Bulgaria’s National Revenue Agency hacked to steal over five million people's data

• The attackers have compromised around 110 databases containing nearly 21 GB of personal data.
• Currently, the attackers have shared the data from 57 databases which is just 11 GB of the total 21 GB data.

Bulgaria’s National Revenue Agency (NRA) has fallen victim to a massive cyberattack. The attackers have compromised around 110 databases containing nearly 21 GB of personal data.

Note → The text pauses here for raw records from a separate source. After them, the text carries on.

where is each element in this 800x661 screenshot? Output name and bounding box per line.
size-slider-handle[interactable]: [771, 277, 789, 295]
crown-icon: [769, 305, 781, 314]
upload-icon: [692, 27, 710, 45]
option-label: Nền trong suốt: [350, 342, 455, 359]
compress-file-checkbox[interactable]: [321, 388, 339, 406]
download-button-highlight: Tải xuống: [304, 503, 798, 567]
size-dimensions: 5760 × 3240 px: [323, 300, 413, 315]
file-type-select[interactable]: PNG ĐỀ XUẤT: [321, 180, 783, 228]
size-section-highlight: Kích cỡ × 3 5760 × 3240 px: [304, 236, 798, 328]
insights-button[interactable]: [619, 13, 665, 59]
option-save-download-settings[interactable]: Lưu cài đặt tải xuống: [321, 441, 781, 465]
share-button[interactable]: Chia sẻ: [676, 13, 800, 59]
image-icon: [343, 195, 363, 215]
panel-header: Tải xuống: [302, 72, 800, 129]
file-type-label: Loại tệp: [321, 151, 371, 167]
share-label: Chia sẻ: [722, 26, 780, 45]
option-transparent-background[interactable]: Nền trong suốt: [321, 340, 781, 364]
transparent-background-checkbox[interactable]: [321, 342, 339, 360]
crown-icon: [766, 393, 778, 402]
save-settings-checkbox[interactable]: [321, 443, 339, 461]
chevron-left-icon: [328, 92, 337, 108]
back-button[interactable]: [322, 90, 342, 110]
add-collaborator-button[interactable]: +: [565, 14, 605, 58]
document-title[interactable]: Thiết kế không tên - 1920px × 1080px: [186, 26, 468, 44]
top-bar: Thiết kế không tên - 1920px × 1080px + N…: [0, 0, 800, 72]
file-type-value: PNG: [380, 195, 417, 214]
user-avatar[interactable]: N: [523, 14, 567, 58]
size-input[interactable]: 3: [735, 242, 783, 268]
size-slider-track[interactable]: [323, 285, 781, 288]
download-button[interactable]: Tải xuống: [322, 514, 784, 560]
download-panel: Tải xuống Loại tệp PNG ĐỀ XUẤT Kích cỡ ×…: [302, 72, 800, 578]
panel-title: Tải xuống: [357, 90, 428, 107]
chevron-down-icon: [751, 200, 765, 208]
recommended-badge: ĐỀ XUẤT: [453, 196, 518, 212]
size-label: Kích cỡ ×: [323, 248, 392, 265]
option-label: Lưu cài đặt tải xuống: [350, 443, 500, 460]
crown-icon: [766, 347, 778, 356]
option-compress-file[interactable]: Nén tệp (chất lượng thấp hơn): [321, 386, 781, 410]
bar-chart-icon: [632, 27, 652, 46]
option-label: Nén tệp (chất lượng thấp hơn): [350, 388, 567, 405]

The incident came to light after attackers emailed the stolen data in parts to different local news publications, ZDNet reported. The NRA has admitted to the hack and said that it is working with the Ministry of the Interior and the State Agency for National Security (SANS) to investigate the matter. "We are currently verifying whether the data is real," said the NRA.

What data is involved?

According to reports from local media that received part of the stolen data, it has been found that the attackers have stolen personal data of over 5 million Bulgarians. This data was compromised after the attackers had gained access to 110 databases from NRA’s network.

Currently, the attackers have shared data from 57 databases which is just 11 GB of total 21 GB data.

The leaked information contained personal identification numbers (PINs), names, home addresses and financial earnings of Bulgarians. Most of the information available in the databases dated back as far as 2007.

Worth noting

Apart from the personal information, the leaky databases also contained data that appear to have been imported into NRA systems from other government agencies.

It is believed that the databases also contained information related to the Department of Civil Registration and Administrative Services (GRAO), National Health Insurance Fund (NZOK), Bulgarian Employment Agency (AZ) and Bulgarian Excise Centralized Information System (BECIS).

Bottom line

It is still unclear as to how the attackers gained access to NRA’s networks. But as some of the files contain new entries even from June, it is believed that breakthrough was made soon.